There are arguments against this interpretation: God exists irrespective of the Church, if you believe in God, and therefore the narrative doesn't belong to anyone. Religion is increasingly, like society, seen as a private affair - maybe due to the lessening grip any religious institution can expect to have over a government in a modern, increasingly "secular" society. This is, not so radically, the position of the Pope himself who claimed that spirituality was more important than being religious and that nature can take the place of the Church.

Aren't there other forces at play here, however? What's the effect of distancing from the Church? Not a lot. The Church's problem is one of publicity. It's a corrupt, unpopular, scandal provoking, paedophile ridden institution which makes demands on young people's lives that they are unwilling to consider - abstinence from sex before marriage, traditional gender roles which subjugate women to second-class citizens, to believe that they have sinned by the very nature of their birth, to believe they have sinned just by following their desires and to believe in the higher authority of a living person because an institution has given them a job. That is not to mention an out-dated view on same sex couples which many young people grow up thinking as normal.
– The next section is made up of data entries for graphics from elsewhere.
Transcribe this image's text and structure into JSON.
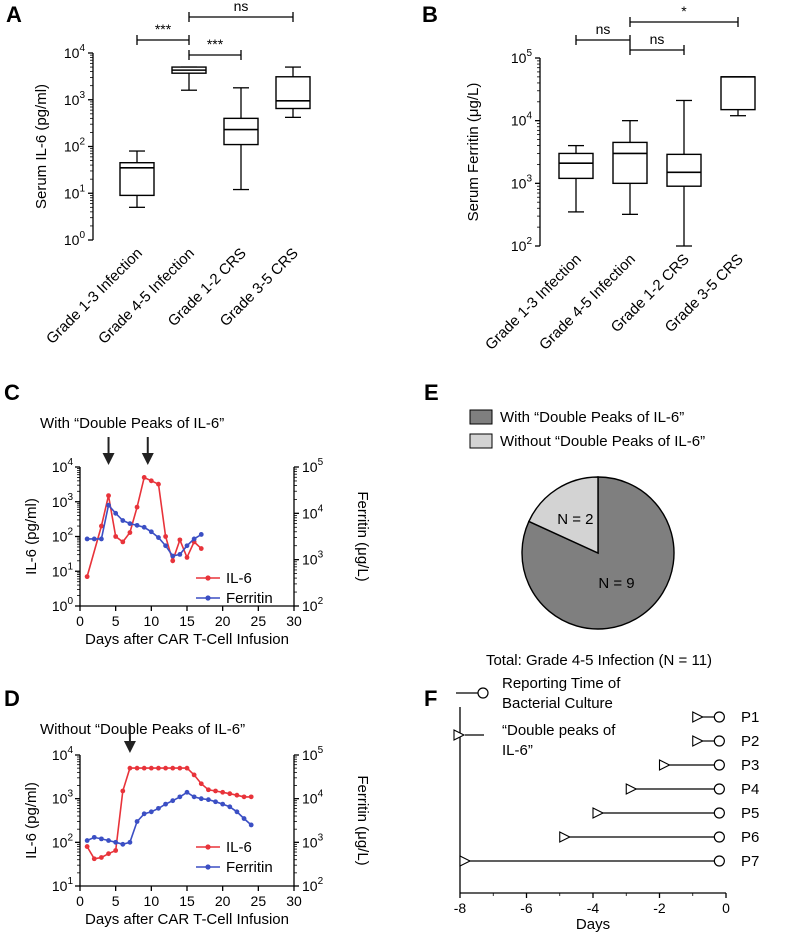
{
  "panels": {
    "A": "A",
    "B": "B",
    "C": "C",
    "D": "D",
    "E": "E",
    "F": "F"
  },
  "chart_data": [
    {
      "id": "A",
      "type": "box",
      "ylabel": "Serum IL-6 (pg/ml)",
      "yscale": "log",
      "ylim_exp": [
        0,
        4
      ],
      "yticks": [
        "10^0",
        "10^1",
        "10^2",
        "10^3",
        "10^4"
      ],
      "categories": [
        "Grade 1-3 Infection",
        "Grade 4-5 Infection",
        "Grade 1-2 CRS",
        "Grade 3-5 CRS"
      ],
      "boxes": [
        {
          "min": 5,
          "q1": 9,
          "median": 35,
          "q3": 45,
          "max": 80
        },
        {
          "min": 1600,
          "q1": 3700,
          "median": 4300,
          "q3": 5000,
          "max": 5000
        },
        {
          "min": 12,
          "q1": 110,
          "median": 230,
          "q3": 400,
          "max": 1800
        },
        {
          "min": 420,
          "q1": 650,
          "median": 950,
          "q3": 3100,
          "max": 5000
        }
      ],
      "comparisons": [
        {
          "from": 0,
          "to": 1,
          "label": "***"
        },
        {
          "from": 1,
          "to": 3,
          "label": "ns"
        },
        {
          "from": 1,
          "to": 2,
          "label": "***"
        }
      ]
    },
    {
      "id": "B",
      "type": "box",
      "ylabel": "Serum Ferritin (μg/L)",
      "yscale": "log",
      "ylim_exp": [
        2,
        5
      ],
      "yticks": [
        "10^2",
        "10^3",
        "10^4",
        "10^5"
      ],
      "categories": [
        "Grade 1-3 Infection",
        "Grade 4-5 Infection",
        "Grade 1-2 CRS",
        "Grade 3-5 CRS"
      ],
      "boxes": [
        {
          "min": 350,
          "q1": 1200,
          "median": 2100,
          "q3": 3000,
          "max": 4000
        },
        {
          "min": 320,
          "q1": 1000,
          "median": 3000,
          "q3": 4500,
          "max": 10000
        },
        {
          "min": 100,
          "q1": 900,
          "median": 1500,
          "q3": 2900,
          "max": 21000
        },
        {
          "min": 12000,
          "q1": 15000,
          "median": 50000,
          "q3": 50000,
          "max": 50000
        }
      ],
      "comparisons": [
        {
          "from": 0,
          "to": 1,
          "label": "ns"
        },
        {
          "from": 1,
          "to": 3,
          "label": "*"
        },
        {
          "from": 1,
          "to": 2,
          "label": "ns"
        }
      ]
    },
    {
      "id": "C",
      "type": "line",
      "title": "With “Double Peaks of IL-6”",
      "xlabel": "Days after CAR T-Cell Infusion",
      "ylabel": "IL-6 (pg/ml)",
      "y2label": "Ferritin (μg/L)",
      "xlim": [
        0,
        30
      ],
      "xticks": [
        "0",
        "5",
        "10",
        "15",
        "20",
        "25",
        "30"
      ],
      "yticks": [
        "10^0",
        "10^1",
        "10^2",
        "10^3",
        "10^4"
      ],
      "y2ticks": [
        "10^2",
        "10^3",
        "10^4",
        "10^5"
      ],
      "ylim_exp": [
        0,
        4
      ],
      "y2lim_exp": [
        2,
        5
      ],
      "arrows_at": [
        4,
        9.5
      ],
      "series": [
        {
          "name": "IL-6",
          "color": "#e8333a",
          "x": [
            1,
            3,
            4,
            5,
            6,
            7,
            8,
            9,
            10,
            11,
            12,
            13,
            14,
            15,
            16,
            17
          ],
          "y": [
            7,
            200,
            1500,
            100,
            70,
            130,
            700,
            5000,
            4000,
            3200,
            100,
            20,
            80,
            25,
            70,
            45
          ]
        },
        {
          "name": "Ferritin",
          "color": "#3b4fc4",
          "x": [
            1,
            2,
            3,
            4,
            5,
            6,
            7,
            8,
            9,
            10,
            11,
            12,
            13,
            14,
            15,
            16,
            17
          ],
          "y": [
            2800,
            2800,
            2800,
            15000,
            10000,
            7000,
            6000,
            5500,
            5000,
            4000,
            3000,
            2000,
            1200,
            1300,
            2000,
            2800,
            3500
          ]
        }
      ]
    },
    {
      "id": "D",
      "type": "line",
      "title": "Without “Double Peaks of IL-6”",
      "xlabel": "Days after CAR T-Cell Infusion",
      "ylabel": "IL-6 (pg/ml)",
      "y2label": "Ferritin (μg/L)",
      "xlim": [
        0,
        30
      ],
      "xticks": [
        "0",
        "5",
        "10",
        "15",
        "20",
        "25",
        "30"
      ],
      "yticks": [
        "10^1",
        "10^2",
        "10^3",
        "10^4"
      ],
      "y2ticks": [
        "10^2",
        "10^3",
        "10^4",
        "10^5"
      ],
      "ylim_exp": [
        1,
        4
      ],
      "y2lim_exp": [
        2,
        5
      ],
      "arrows_at": [
        7
      ],
      "series": [
        {
          "name": "IL-6",
          "color": "#e8333a",
          "x": [
            1,
            2,
            3,
            4,
            5,
            6,
            7,
            8,
            9,
            10,
            11,
            12,
            13,
            14,
            15,
            16,
            17,
            18,
            19,
            20,
            21,
            22,
            23,
            24
          ],
          "y": [
            80,
            42,
            45,
            55,
            65,
            1500,
            5000,
            5000,
            5000,
            5000,
            5000,
            5000,
            5000,
            5000,
            5000,
            3500,
            2200,
            1600,
            1500,
            1400,
            1300,
            1200,
            1100,
            1100
          ]
        },
        {
          "name": "Ferritin",
          "color": "#3b4fc4",
          "x": [
            1,
            2,
            3,
            4,
            5,
            6,
            7,
            8,
            9,
            10,
            11,
            12,
            13,
            14,
            15,
            16,
            17,
            18,
            19,
            20,
            21,
            22,
            23,
            24
          ],
          "y": [
            1100,
            1300,
            1200,
            1100,
            1000,
            900,
            1000,
            3000,
            4500,
            5000,
            6000,
            7500,
            9000,
            11000,
            14000,
            11000,
            10000,
            9500,
            8500,
            7500,
            6500,
            5000,
            3500,
            2500
          ]
        }
      ]
    },
    {
      "id": "E",
      "type": "pie",
      "legend": [
        "With “Double Peaks of IL-6”",
        "Without “Double Peaks of IL-6”"
      ],
      "colors": [
        "#7f7f7f",
        "#d3d3d3"
      ],
      "values": [
        9,
        2
      ],
      "labels": [
        "N = 9",
        "N = 2"
      ],
      "caption": "Total: Grade 4-5 Infection (N = 11)"
    },
    {
      "id": "F",
      "type": "interval",
      "xlabel": "Days",
      "xlim": [
        -8,
        0
      ],
      "xticks": [
        "-8",
        "-6",
        "-4",
        "-2",
        "0"
      ],
      "legend": [
        "Reporting Time of Bacterial Culture",
        "“Double peaks of IL-6”"
      ],
      "rows": [
        {
          "label": "P1",
          "start": -1.0,
          "end": -0.2
        },
        {
          "label": "P2",
          "start": -1.0,
          "end": -0.2
        },
        {
          "label": "P3",
          "start": -2.0,
          "end": -0.2
        },
        {
          "label": "P4",
          "start": -3.0,
          "end": -0.2
        },
        {
          "label": "P5",
          "start": -4.0,
          "end": -0.2
        },
        {
          "label": "P6",
          "start": -5.0,
          "end": -0.2
        },
        {
          "label": "P7",
          "start": -8.0,
          "end": -0.2
        }
      ]
    }
  ]
}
What then will be the future of the Church? Despite the Church's lack of popularity, it will not go away because it still holds power, though perhaps not in the traditional sense of holding heads of state/ government, etc. Even though believers seek to detach themselves from the official narrative by believing in exactly the same thing, the Church is validated through the story it tells, the experience that religious people share and the bond this creates surrounding identity. The new trinity of believing non-believers could become a new lifeblood of the Church itself, not through out-dated calls to modernise which have long fallen on deaf ears, but by a regression to more "essential", "authentic" religious message stripped of any demands on life in a capitalist society, but rooted in "live your dreams", "be judged only by God" and "let no-one be responsible for you except yourself and God".
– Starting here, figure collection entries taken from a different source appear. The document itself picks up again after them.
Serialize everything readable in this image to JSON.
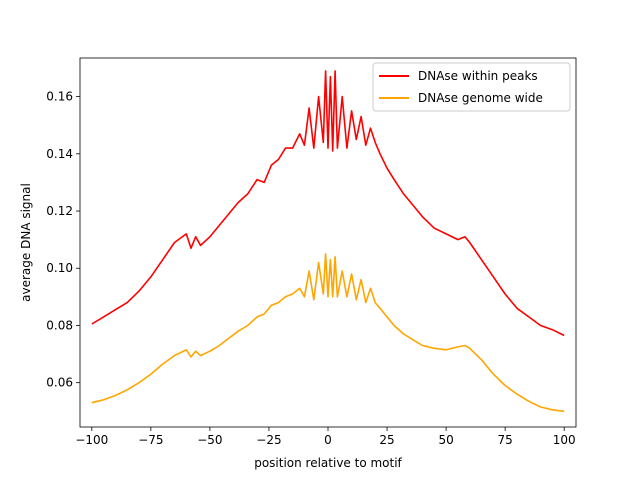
{
  "chart_data": {
    "type": "line",
    "title": "",
    "xlabel": "position relative to motif",
    "ylabel": "average DNA signal",
    "xlim": [
      -105,
      105
    ],
    "ylim": [
      0.0445,
      0.1735
    ],
    "xticks": [
      -100,
      -75,
      -50,
      -25,
      0,
      25,
      50,
      75,
      100
    ],
    "xtick_labels": [
      "−100",
      "−75",
      "−50",
      "−25",
      "0",
      "25",
      "50",
      "75",
      "100"
    ],
    "yticks": [
      0.06,
      0.08,
      0.1,
      0.12,
      0.14,
      0.16
    ],
    "ytick_labels": [
      "0.06",
      "0.08",
      "0.10",
      "0.12",
      "0.14",
      "0.16"
    ],
    "grid": false,
    "legend_position": "top-right",
    "series": [
      {
        "name": "DNAse within peaks",
        "color": "#ff0000",
        "x": [
          -100,
          -95,
          -90,
          -85,
          -80,
          -75,
          -70,
          -65,
          -60,
          -58,
          -56,
          -54,
          -50,
          -46,
          -42,
          -38,
          -34,
          -30,
          -27,
          -24,
          -21,
          -18,
          -15,
          -12,
          -10,
          -8,
          -6,
          -4,
          -2,
          -1,
          0,
          1,
          2,
          3,
          4,
          6,
          8,
          10,
          12,
          14,
          16,
          18,
          20,
          22,
          25,
          28,
          32,
          36,
          40,
          45,
          50,
          55,
          58,
          60,
          65,
          70,
          75,
          80,
          85,
          90,
          95,
          100
        ],
        "y": [
          0.0805,
          0.083,
          0.0855,
          0.088,
          0.092,
          0.097,
          0.103,
          0.109,
          0.112,
          0.107,
          0.111,
          0.108,
          0.111,
          0.115,
          0.119,
          0.123,
          0.126,
          0.131,
          0.13,
          0.136,
          0.138,
          0.142,
          0.142,
          0.147,
          0.143,
          0.156,
          0.142,
          0.16,
          0.144,
          0.169,
          0.142,
          0.167,
          0.141,
          0.169,
          0.142,
          0.16,
          0.142,
          0.155,
          0.145,
          0.153,
          0.143,
          0.149,
          0.144,
          0.14,
          0.135,
          0.131,
          0.126,
          0.122,
          0.118,
          0.114,
          0.112,
          0.11,
          0.111,
          0.109,
          0.103,
          0.097,
          0.091,
          0.086,
          0.083,
          0.08,
          0.0785,
          0.0765
        ]
      },
      {
        "name": "DNAse genome wide",
        "color": "#ffa500",
        "x": [
          -100,
          -95,
          -90,
          -85,
          -80,
          -75,
          -70,
          -65,
          -60,
          -58,
          -56,
          -54,
          -50,
          -46,
          -42,
          -38,
          -34,
          -30,
          -27,
          -24,
          -21,
          -18,
          -15,
          -12,
          -10,
          -8,
          -6,
          -4,
          -2,
          -1,
          0,
          1,
          2,
          3,
          4,
          6,
          8,
          10,
          12,
          14,
          16,
          18,
          20,
          22,
          25,
          28,
          32,
          36,
          40,
          45,
          50,
          55,
          58,
          60,
          65,
          70,
          75,
          80,
          85,
          90,
          95,
          100
        ],
        "y": [
          0.053,
          0.054,
          0.0555,
          0.0575,
          0.06,
          0.063,
          0.0665,
          0.0695,
          0.0715,
          0.069,
          0.071,
          0.0695,
          0.071,
          0.073,
          0.0755,
          0.078,
          0.08,
          0.083,
          0.084,
          0.087,
          0.088,
          0.09,
          0.091,
          0.093,
          0.09,
          0.099,
          0.089,
          0.102,
          0.091,
          0.105,
          0.09,
          0.103,
          0.09,
          0.104,
          0.09,
          0.099,
          0.09,
          0.098,
          0.089,
          0.096,
          0.088,
          0.093,
          0.088,
          0.086,
          0.083,
          0.08,
          0.077,
          0.075,
          0.073,
          0.072,
          0.0715,
          0.0725,
          0.073,
          0.072,
          0.068,
          0.063,
          0.059,
          0.056,
          0.0535,
          0.0515,
          0.0505,
          0.05
        ]
      }
    ]
  }
}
It should be clear that though there are calls for the Pope to be more cool, to be a Marxist that likes gays and loves protected sex, the Church regains its power through capitalism's need of a higher power that regulates the world - or the illusion thereof. The idea of a final judgement, a bigger plan and no guilt on Earth is powerful and works more powerfully in reverse: what if there is no final judgement, no bigger plan and guilt on Earth? The very move away from the Church, the individuality of belief in secular society strengthens the Church's narrative as the necessary anchor to everyday life. A belief in the Church's version of events, parred back to an essential belief in God, makes a life of sin bearable exactly as it did for the farmer whose crop had failed.

Is there another twist in events? We inhibit a society in which believing too much singles you out as a fanatic. The move away from the Church creates an illusion of rationality that may put the Church as the de facto power of belief while presenting it as its ersatz. Before it was reasonable to attend Church every Sunday and confess that you are doing wrong in the eyes of God. Now God confers your sins by postponing your confession until after you have followed your dream. The belief in God, a tacit acceptance of what the Church says, makes a life of pleasure more all the more satisfying when looked at from our hedonistic perspective that goes beyond an empty alternative. That is, a belief in God functions as a reaction to and acts as a supplement to our enjoyment: the idea that without the belief in God, away from the demands of the Church on our lifestyles, the travelling, the sex, the work and our positions in society are for a higher purpose.